Is Assisted Suicide a Slippery Slope? Cont'd

Editor’s Note: This article previously appeared in a different format as part of The Atlantic’s Notes section, retired in 2021.

From a reader in Portland, Oregon:

Your reader says the situation in Belgium is “frightening.” I wonder, in what sense is it frightening? The only people who are dying there have chosen to die. Perhaps some of their cases don’t fit the reader’s criteria, but how is that his or her business? Either we own our lives or we don’t. If we do, then the choice of how and when to terminate that life is one of the most essential rights we have. Does the reader feel “frightened” by other choices adults make for themselves: to have or not have kids, to use various drugs, to jump from airplanes? If not, in what sense is a sovereign adult’s end-of-life decision “frightening?”

This reader, on the other hand, says “the idea of assisted suicide terrifies me”:

For most of her life, my grandmother struggled with chronic depression. It runs in my family, including myself, so I understood the struggle she went through, the dark hole that exists within, even though my depression has so far never run as deep.

When my mother was young, my grandmother’s depression was severe—severe enough that only her immense strength and faith brought her through it, with the aid of new antidepressants. While I was growing up, my grandmother’s depression was mostly handled through those drugs, though it took awhile to find the right ones.

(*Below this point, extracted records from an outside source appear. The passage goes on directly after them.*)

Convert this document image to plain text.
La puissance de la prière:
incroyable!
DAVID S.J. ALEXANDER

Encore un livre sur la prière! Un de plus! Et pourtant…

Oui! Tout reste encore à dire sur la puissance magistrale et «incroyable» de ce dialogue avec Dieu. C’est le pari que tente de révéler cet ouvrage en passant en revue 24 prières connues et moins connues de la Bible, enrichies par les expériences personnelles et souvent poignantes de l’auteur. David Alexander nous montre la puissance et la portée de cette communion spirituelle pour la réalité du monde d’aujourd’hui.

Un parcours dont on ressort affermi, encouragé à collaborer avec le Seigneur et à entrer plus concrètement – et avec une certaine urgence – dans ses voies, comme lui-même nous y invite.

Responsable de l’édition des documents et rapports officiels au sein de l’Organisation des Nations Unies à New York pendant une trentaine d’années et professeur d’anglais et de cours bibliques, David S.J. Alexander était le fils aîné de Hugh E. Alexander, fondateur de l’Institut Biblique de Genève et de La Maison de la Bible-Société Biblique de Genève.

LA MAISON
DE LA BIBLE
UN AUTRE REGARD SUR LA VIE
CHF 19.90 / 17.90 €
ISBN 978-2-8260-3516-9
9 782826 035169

Even with them, she struggled.

As she aged, the drugs stopped working as well and she starting falling to the dark pit again. My grandmother tried everything to run from that dark hole again, including ECT treatments, new drugs, moving to a different state, different doctors, different therapists, different pastors.

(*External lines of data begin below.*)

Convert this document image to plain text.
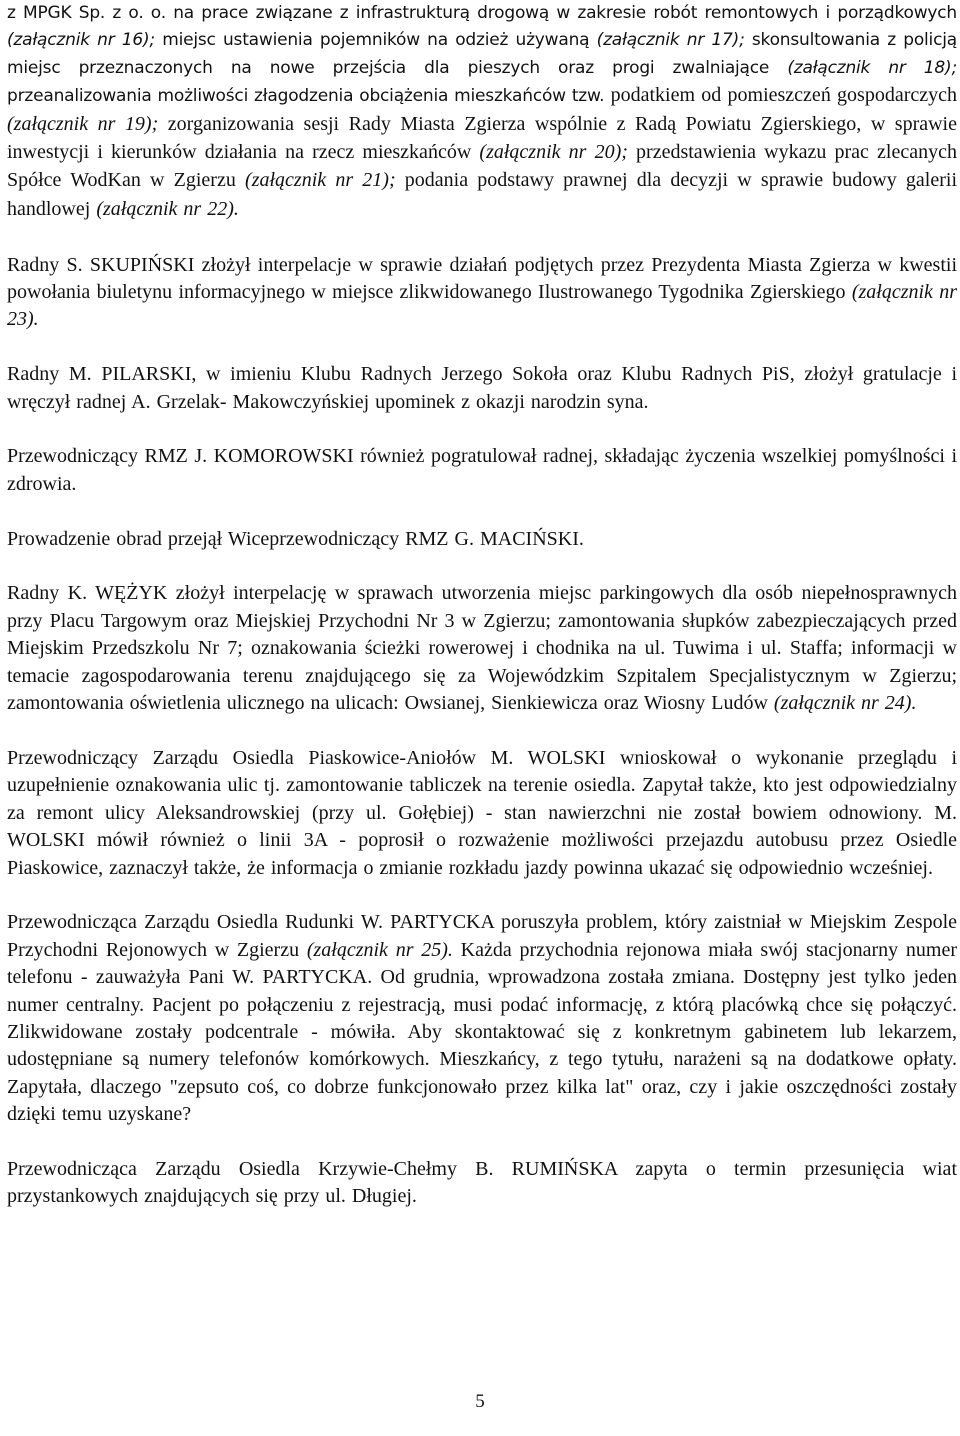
z MPGK Sp. z o. o. na prace związane z infrastrukturą drogową w zakresie robót remontowych i porządkowych (załącznik nr 16); miejsc ustawienia pojemników na odzież używaną (załącznik nr 17); skonsultowania z policją miejsc przeznaczonych na nowe przejścia dla pieszych oraz progi zwalniające (załącznik nr 18); przeanalizowania możliwości złagodzenia obciążenia mieszkańców tzw. podatkiem od pomieszczeń gospodarczych (załącznik nr 19); zorganizowania sesji Rady Miasta Zgierza wspólnie z Radą Powiatu Zgierskiego, w sprawie inwestycji i kierunków działania na rzecz mieszkańców (załącznik nr 20); przedstawienia wykazu prac zlecanych Spółce WodKan w Zgierzu (załącznik nr 21); podania podstawy prawnej dla decyzji w sprawie budowy galerii handlowej (załącznik nr 22).

Radny S. SKUPIŃSKI złożył interpelacje w sprawie działań podjętych przez Prezydenta Miasta Zgierza w kwestii powołania biuletynu informacyjnego w miejsce zlikwidowanego Ilustrowanego Tygodnika Zgierskiego (załącznik nr 23).

Radny M. PILARSKI, w imieniu Klubu Radnych Jerzego Sokoła oraz Klubu Radnych PiS, złożył gratulacje i wręczył radnej A. Grzelak- Makowczyńskiej upominek z okazji narodzin syna.

Przewodniczący RMZ J. KOMOROWSKI również pogratulował radnej, składając życzenia wszelkiej pomyślności i zdrowia.

Prowadzenie obrad przejął Wiceprzewodniczący RMZ G. MACIŃSKI.

Radny K. WĘŻYK złożył interpelację w sprawach utworzenia miejsc parkingowych dla osób niepełnosprawnych przy Placu Targowym oraz Miejskiej Przychodni Nr 3 w Zgierzu; zamontowania słupków zabezpieczających przed Miejskim Przedszkolu Nr 7; oznakowania ścieżki rowerowej i chodnika na ul. Tuwima i ul. Staffa; informacji w temacie zagospodarowania terenu znajdującego się za Wojewódzkim Szpitalem Specjalistycznym w Zgierzu; zamontowania oświetlenia ulicznego na ulicach: Owsianej, Sienkiewicza oraz Wiosny Ludów (załącznik nr 24).

Przewodniczący Zarządu Osiedla Piaskowice-Aniołów M. WOLSKI wnioskował o wykonanie przeglądu i uzupełnienie oznakowania ulic tj. zamontowanie tabliczek na terenie osiedla. Zapytał także, kto jest odpowiedzialny za remont ulicy Aleksandrowskiej (przy ul. Gołębiej) - stan nawierzchni nie został bowiem odnowiony. M. WOLSKI mówił również o linii 3A - poprosił o rozważenie możliwości przejazdu autobusu przez Osiedle Piaskowice, zaznaczył także, że informacja o zmianie rozkładu jazdy powinna ukazać się odpowiednio wcześniej.

Przewodnicząca Zarządu Osiedla Rudunki W. PARTYCKA poruszyła problem, który zaistniał w Miejskim Zespole Przychodni Rejonowych w Zgierzu (załącznik nr 25). Każda przychodnia rejonowa miała swój stacjonarny numer telefonu - zauważyła Pani W. PARTYCKA. Od grudnia, wprowadzona została zmiana. Dostępny jest tylko jeden numer centralny. Pacjent po połączeniu z rejestracją, musi podać informację, z którą placówką chce się połączyć. Zlikwidowane zostały podcentrale - mówiła. Aby skontaktować się z konkretnym gabinetem lub lekarzem, udostępniane są numery telefonów komórkowych. Mieszkańcy, z tego tytułu, narażeni są na dodatkowe opłaty. Zapytała, dlaczego "zepsuto coś, co dobrze funkcjonowało przez kilka lat" oraz, czy i jakie oszczędności zostały dzięki temu uzyskane?

Przewodnicząca Zarządu Osiedla Krzywie-Chełmy B. RUMIŃSKA zapyta o termin przesunięcia wiat przystankowych znajdujących się przy ul. Długiej.

5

Still, despite all of that, my grandmother committed suicide.
It was devastating for the whole family. We knew she suffered, we knew she was in pain, we knew her pain, because many of us feel it ourselves. And even though we knew her pain had ended, we still grieved for her, and we still feel guilty that we could not do more. But we were also incredibly glad for all the years we did have with her, that she got through her early depression and became the woman we all loved.

And personally, knowing what my grandmother went through, knowing what I’ve gone through, the idea of assisted suicide terrifies me. What happens when someone like my grandmother goes to a physician for an assisted suicide? What happens when that dark hole takes hold and some white coat decides that the pain may as well be considered “terminal”? That dark hole takes your sanity; you cannot make a rational decision when it pulls at you. What happens to me, my family, when it pulls and suicide is available, considered a good thing, a relief?

What happens is the devastation my grandmother’s suicide caused, because it was too easy to let the dark hole win.

Another reader looks to a simpler solution:

I own my body; the state does not. Assisted suicide is the use of language to make something simple complex. The state prevents me from killing myself humanely by creating a monopoly on drugs that would do this easily. Until then, long live the 2nd Amendment.

Another points to a much slower and more painful means:

You can kill yourself anytime you like by refusing water and food. You will die after three or four uncomfortable days but it will be your death, your timing, and your action. Choosing your time to die may be your right, but requiring that someone assist you is not. Even those who choose to assist may not be unaffected.

Another reader shifts the debate:

Whatever anyone thinks about the ethics or rights around assisted suicide, it drives me insane that PAS [physician-assisted suicide] drives so much of the discussion of death and dying. We’re in a country where hundreds of millions of people haven’t had basic conversations over advance care planning. Palliative care is only beginning to take off, physical pain is poorly managed, psychological and spiritual pain are practically neglected, storage and retrieval of advance directives in medical records is chaotic, etc.—and you all want to talk about assisted suicide? The most controversial policy that would help the fewest people gets to be the priority?

We can help thousands of people die better every day by doing basic things that everyone agrees on. Twenty years from now, if there are still people suffering despite the best medicine can provide, we can have ourselves a PAS debate. Until then, spare me. It’s an insult to all of us doing the real work on the ground.